Hello. My name is Neil and I am an alcoholic.
I took my first drink when I was four years old. My young brain thought it was fruit juice but in truth it was this really sweet sherry that I haven’t been able to find since then.
It was after dinner and I was playing with a nephew in their living room. Every once in a while I would walk up to the kitchen table and take a swig from a glass unnoticed. After about five or six sips someone noticed the quiet from the living room. They went to see what was up and there I was sleeping soundly on the couch. I don’t remember a hangover the next day. Actually I don’t remember anything from the next day. It’s not even a blur. Oh to be young and drunk again.
I quit drinking after that and didn’t take a drink again until I was about six. My first taste of Labatt 50 was at a party. I’d run up to my father, snatch the can out of his hands, take a swig, grimace and take off running. After a few tastes of 50 I discovered I didn’t like the taste so I quit drinking again.
Years passed until my next drink. It was at a wedding reception in Matagami when I was 14. I didn’t have the courage to go up the bar and order for myself so my brother went to fetch one for me. I felt so grown up sitting there by the pool table sipping, and still grimacing, after every shot, whiskey and seven up. I ran out of money after that first glass so I quit for several months.
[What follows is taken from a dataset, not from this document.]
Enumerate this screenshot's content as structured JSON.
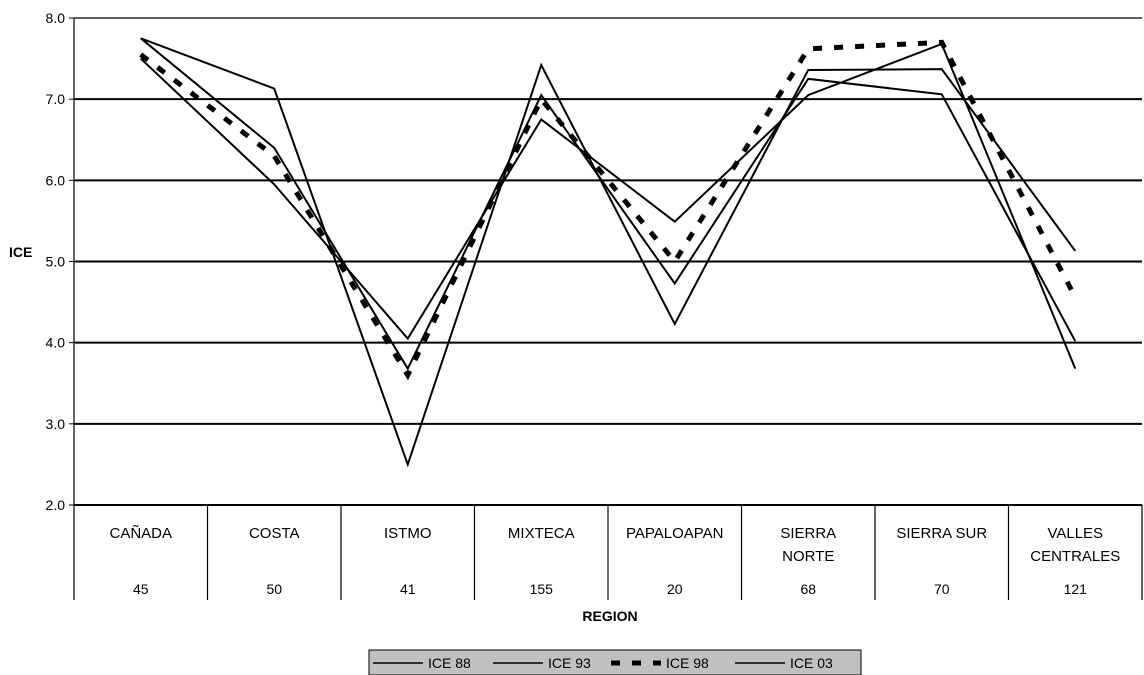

Two years later a cousin borrowed a bottle of red wine from his father’s closet and we took off running deep into the bush then surrounding Waskaganish. Some older boys caught up to us and suggested we hide the bottle and come back for a party later. We all agreed on a good hiding spot and we walked off. We immediately suspected foul play from them so me and my friends walked back as soon as we ditched them and polished off the entire bottle in about 15 minutes and left a “gift” for them, recorked the bottle and put it back. Sure enough, we saw them later and they confessed that they had gone back after we did, but the wine had, in their words, “gone bad” so they had to throw the whole bottle away.
Which reminds me of the time I was at a party with some older people. I found an empty vodka bottle sitting on a counter in the kitchen. I filled it up with water and took it to one of the guys sitting around the table. I whispered that I had found a full bottle and placed it quietly on the table in front of him thinking he would share it with the rest of the party. Instead he took the bottle of rain water and very sneakily stuck it in his coat sleeve and made like he was getting up to leave. I wish I could say he took off with the bottle but I stupidly told him it was just water. He gave me a dirty look and I laughed at him. He got saved not long after and he quit drinking. Thanks to me I like to think.
So then, the moral, if any, of these vile tales you young whippersnappers you, is don’t drink. Even if it can be quite fun sometimes. And if you and your peers insist on pouring it down your throat, ask them to do it, as Seagrams suggests, in moderation.